The vaudevillian mode of spectatorship that this performance stimulates becomes particularly significant in the 1960s and 1970s, as it rhymes significantly with the Camp sensibility. Richard Henke describes the Vaudeville mode as a fruitful metaphor for Camp. Both, he notes, champion artifice over reality to suggest that all "life is theatre" and eschew realism and linear narrative, making them ideally suited to queer deconstructions of gender (39). As we have seen, Vaudeville focuses on performativity, highlights artifice, and refuses causal narrative. In her seminal essay on the sensibility in 1964, Susan Sontag describes Camp similarly, highlighting “the double sense in which things can be taken . . . the difference . . . between the thing as meaning something, anything, and the thing as pure artifice" (525).

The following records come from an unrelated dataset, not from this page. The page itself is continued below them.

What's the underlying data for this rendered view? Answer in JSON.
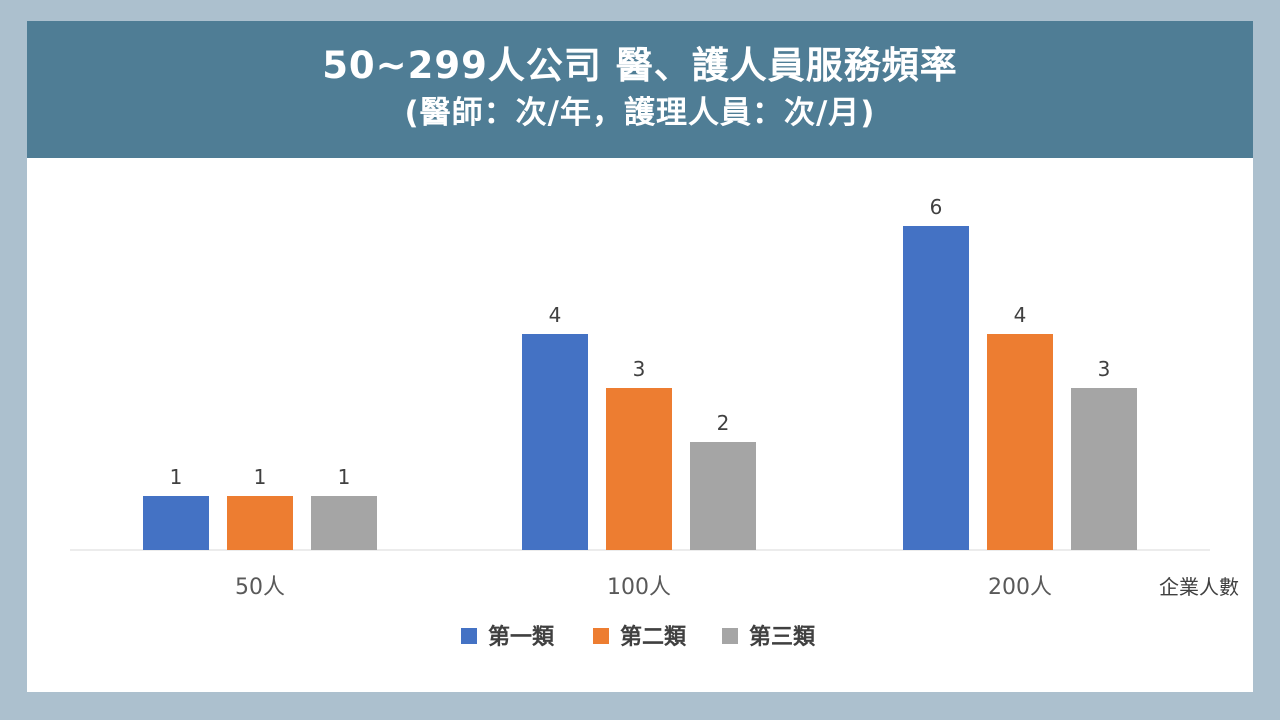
{
  "header": {
    "title": "50~299人公司 醫、護人員服務頻率",
    "subtitle": "(醫師：次/年，護理人員：次/月)"
  },
  "colors": {
    "banner": "#4f7d95",
    "page_background": "#acc0ce",
    "series": [
      "#4472c4",
      "#ed7d31",
      "#a5a5a5"
    ]
  },
  "chart_data": {
    "type": "bar",
    "categories": [
      "50人",
      "100人",
      "200人"
    ],
    "series": [
      {
        "name": "第一類",
        "values": [
          1,
          4,
          6
        ]
      },
      {
        "name": "第二類",
        "values": [
          1,
          3,
          4
        ]
      },
      {
        "name": "第三類",
        "values": [
          1,
          2,
          3
        ]
      }
    ],
    "xlabel": "企業人數",
    "ylabel": "",
    "ylim": [
      0,
      6
    ],
    "grid": false,
    "legend": "bottom",
    "data_labels": true
  }
}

Boag's act not only inadvertently calls attention to the performativity of gender and sexuality, but, through vaudeville, does so in a way similar to the counter-culture movements that were queering the Western and the Cowboy, unwittingly reflecting the broader dilution of America’s foundational mythology and offering alternative modes for audience members to engage with the traditional iterations of the Western throughout the rest of Frontierland.
Camping Off Into the Sunset
Conceived of and initially performed at the height of both the traditional Western and Cold War homophobia, Frontierland’s “Golden Horseshoe Revue” seeks to affirm hetersexual masculinity. Enacting the Western through vaudeville, however, Boag’s Pecos Bill act unconsciously highlights the performativity of sexual identity, as well as the highly constructed nature of the Western aesthetic. As the performance ran through the radical 1960s and into the 1970s, this vaudeville iteration of the Western would have found particular resonance. Corresponding significantly significantly with the Camp sensibility that defined queer subcultures’ appropriation of the genre, Boag’s performance unwittingly offers audience members an alternative way to engage with the romantic visions of American heterosexual masculinity that ran through the rest of Frontierland.